# wilderness system commander 120



## BunkerChunker (Apr 13, 2009)

Anybody have one of these that could give me their opinion of it? Been thinking about getting a Kayak for fishing/duck hunting and it looks like a good option for me just wanted to know if anyone has used one and any pros and cons of it.
Thanks


----------



## leckig (May 11, 2005)

I only demoed one on Alum, courtesy of "The Outdoor Source". My impression was that it was rather slow and did not really have that kayak feeling. However, for hunting I'd say it may be the best choice. This, or the Ultimate from Native.


----------



## streamstalker (Jul 8, 2005)

Yeah, I have a Native Ultimate, and it would probably be a good hunting boat--virtually impossible to tip and a lot of space for gear. You can also get camo top covers for the Ultimate which might be good for the duck hunting. The Commander may have those too.


----------



## farleybucks (Aug 8, 2009)

I highly recommend the Wildy Sys Comm. That is my go to fishing boat once the water starts to cool down (usually use a sit on top in warmer water). The Native Watercraft Ultimate is a good choice too for what you want to do, but the ability to slide the seat under a raised seat in the Commander puts it a notch ahead. Sitting a bit higher helps sight fishing, (duck hunting too I would imagine), etc. 
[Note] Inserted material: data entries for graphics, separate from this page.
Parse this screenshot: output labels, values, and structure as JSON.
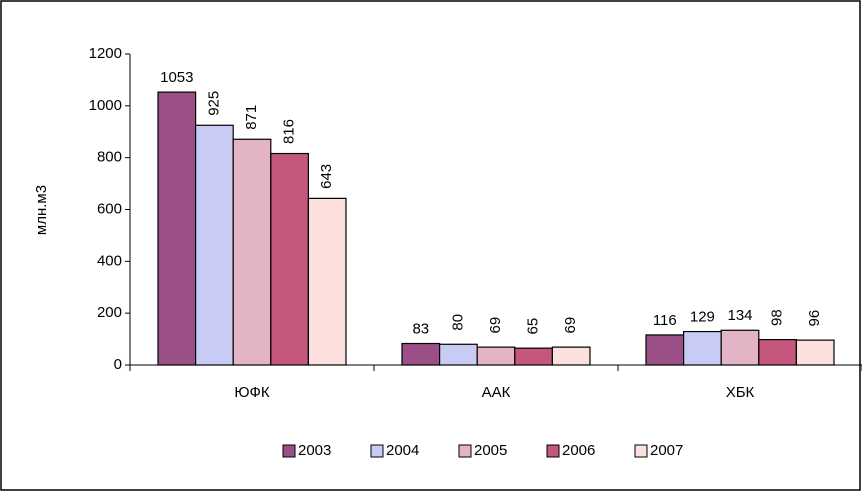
{
  "chart_data": {
    "type": "bar",
    "y_label": "млн.м3",
    "categories": [
      "ЮФК",
      "ААК",
      "ХБК"
    ],
    "series": [
      {
        "name": "2003",
        "color": "#9c4f86",
        "values": [
          1053,
          83,
          116
        ]
      },
      {
        "name": "2004",
        "color": "#c8ccf4",
        "values": [
          925,
          80,
          129
        ]
      },
      {
        "name": "2005",
        "color": "#e2b4c6",
        "values": [
          871,
          69,
          134
        ]
      },
      {
        "name": "2006",
        "color": "#c4577e",
        "values": [
          816,
          65,
          98
        ]
      },
      {
        "name": "2007",
        "color": "#fbe0de",
        "values": [
          643,
          69,
          96
        ]
      }
    ],
    "ylim": [
      0,
      1200
    ],
    "yticks": [
      0,
      200,
      400,
      600,
      800,
      1000,
      1200
    ],
    "legend": "bottom"
  }
}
You are a bit of a drive from Whitewater Warehouse in Dayton, but we have them available for demo (river behind shop) and purchase.


----------



## BunkerChunker (Apr 13, 2009)

Thanks guys I'll check out the Native ultimate it's good to know Outdoor source demos those boats at Alum i'm really close to that lake.

Checked out the native ultimate looks great i think either boat would fit my needs I'd like to do a side by side demo gotta see if i can work that out before it gets to cold Thanks again guys


----------



## Rybo (Jul 23, 2009)

Bunker,

Just as an FYI: I have a used 12' Wilderness Systems Commander in red that I'm looking to sell. (I should make a thread...) It's a great boat, I want something more maneuvarable in very small streams and heavier rapids. PM me if you'd like to take a look at it sometime.


----------



## meathelmet (Aug 4, 2008)

Bunker,

Take a look at the NuCanoe it is very stable and even has a hunting blind kit. I have one and no complaints with fishing or duck hunting.

http://www.nucanoe.com/hunt/


----------